Le pluralisme juridique dans la Grande-Bretagne contemporaine

Le droit anglais démontre sa capacité à intégrer et à réguler diverses pratiques juridiques sans compromettre son autorité. Outre les conseils de la charia, d’autres organismes confessionnels interviennent dans des domaines similaires. Les tribunaux de Beth Din, par exemple, servent la communauté juive en offrant des conseils sur les questions de mariage et de divorce. Bien qu’ils ne puissent imposer un divorce, ils peuvent influencer les parties pour qu’elles accordent un certificat de divorce religieux. L’Église catholique romaine, dans le respect de la loi sur le mariage de 1949, administre ses propres tribunaux pour examiner les annulations selon le droit canonique. Aucune de ces institutions ne porte atteinte à l’autorité des tribunaux anglais.

Il en va de même pour les conseils de la charia. Leur utilisation est volontaire et repose sur le choix des individus de régler des questions familiales ou successorales en accord avec leur foi. Les tribunaux civils anglais demeurent toujours à leur disposition. Suite aux inquiétudes relatives à la protection des droits des femmes, la revue du ministère de l’Intérieur de 2018 a préconisé des garanties renforcées. Celles-ci incluent l’enregistrement des mariages à l’état civil, une plus grande transparence dans la prise de décision et une information sur les droits légaux. L’étude a révélé que la majorité des utilisatrices des conseils de la charia étaient des femmes sollicitant un divorce islamique. Beaucoup se retrouvaient sans recours légal civil car leur mariage n’avait jamais été enregistré selon le droit anglais. Les garanties proposées visaient donc à protéger les femmes vulnérables, et non à interdire ces conseils, reconnaissant que la demande de divorce religieux persisterait.

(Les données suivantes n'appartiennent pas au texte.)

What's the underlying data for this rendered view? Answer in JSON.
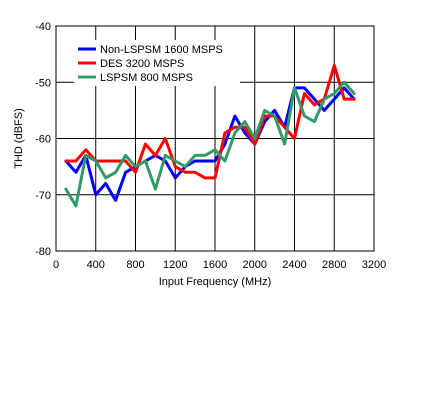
{
  "chart_data": {
    "type": "line",
    "title": "",
    "xlabel": "Input Frequency (MHz)",
    "ylabel": "THD (dBFS)",
    "xlim": [
      0,
      3200
    ],
    "ylim": [
      -80,
      -40
    ],
    "xticks": [
      0,
      400,
      800,
      1200,
      1600,
      2000,
      2400,
      2800,
      3200
    ],
    "yticks": [
      -80,
      -70,
      -60,
      -50,
      -40
    ],
    "grid": true,
    "legend_position": "top-left",
    "series": [
      {
        "name": "Non-LSPSM 1600 MSPS",
        "color": "#0000ff",
        "x": [
          100,
          200,
          300,
          400,
          500,
          600,
          700,
          800,
          900,
          1000,
          1100,
          1200,
          1300,
          1400,
          1500,
          1600,
          1700,
          1800,
          1900,
          2000,
          2100,
          2200,
          2300,
          2400,
          2500,
          2600,
          2700,
          2800,
          2900,
          3000
        ],
        "y": [
          -64,
          -66,
          -63,
          -70,
          -68,
          -71,
          -66,
          -65,
          -64,
          -63,
          -64,
          -67,
          -65,
          -64,
          -64,
          -64,
          -61,
          -56,
          -59,
          -61,
          -57,
          -55,
          -58,
          -51,
          -51,
          -53,
          -55,
          -53,
          -51,
          -53
        ]
      },
      {
        "name": "DES 3200 MSPS",
        "color": "#ff0000",
        "x": [
          100,
          200,
          300,
          400,
          500,
          600,
          700,
          800,
          900,
          1000,
          1100,
          1200,
          1300,
          1400,
          1500,
          1600,
          1700,
          1800,
          1900,
          2000,
          2100,
          2200,
          2300,
          2400,
          2500,
          2600,
          2700,
          2800,
          2900,
          3000
        ],
        "y": [
          -64,
          -64,
          -62,
          -64,
          -64,
          -64,
          -64,
          -66,
          -61,
          -63,
          -60,
          -65,
          -66,
          -66,
          -67,
          -67,
          -59,
          -58,
          -58,
          -61,
          -56,
          -56,
          -58,
          -60,
          -52,
          -54,
          -53,
          -47,
          -53,
          -53
        ]
      },
      {
        "name": "LSPSM 800 MSPS",
        "color": "#339966",
        "x": [
          100,
          200,
          300,
          400,
          500,
          600,
          700,
          800,
          900,
          1000,
          1100,
          1200,
          1300,
          1400,
          1500,
          1600,
          1700,
          1800,
          1900,
          2000,
          2100,
          2200,
          2300,
          2400,
          2500,
          2600,
          2700,
          2800,
          2900,
          3000
        ],
        "y": [
          -69,
          -72,
          -63,
          -64,
          -67,
          -66,
          -63,
          -65,
          -64,
          -69,
          -63,
          -64,
          -65,
          -63,
          -63,
          -62,
          -64,
          -59,
          -57,
          -60,
          -55,
          -56,
          -61,
          -51,
          -56,
          -57,
          -53,
          -52,
          -50,
          -52
        ]
      }
    ]
  }
}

Le gouvernement britannique a accueilli favorablement ces conclusions, mais n’a pas mis en place d’organisme de réglementation spécifique. Cela implique que le respect de ces bonnes pratiques repose encore largement sur l’autorégulation volontaire des conseils.

Un héritage postcolonial en pleine négociation

Dans une société postcoloniale et multiconfessionnelle comme le Royaume-Uni, le pluralisme juridique ne signe pas une fragmentation de la souveraineté, mais plutôt une reconnaissance de la réalité sociale. La persistance de la charia reflète une société en pleine négociation pour gérer les différences culturelles et religieuses par la loi, un processus déjà engagé durant l’ère impériale. D’autres sociétés postcoloniales ont embrassé ce pluralisme, comme en Inde où coexistent différents systèmes de droit personnel. Le Royaume-Uni est aujourd’hui confronté à un défi similaire : non pas celui de reconnaître ou non les pouvoirs d’arbitrage des conseils de la charia, mais plutôt celui de les réglementer équitablement, afin de garantir que chaque citoyen, quelle que soit sa confession, puisse exercer ses droits dans le cadre du droit anglais.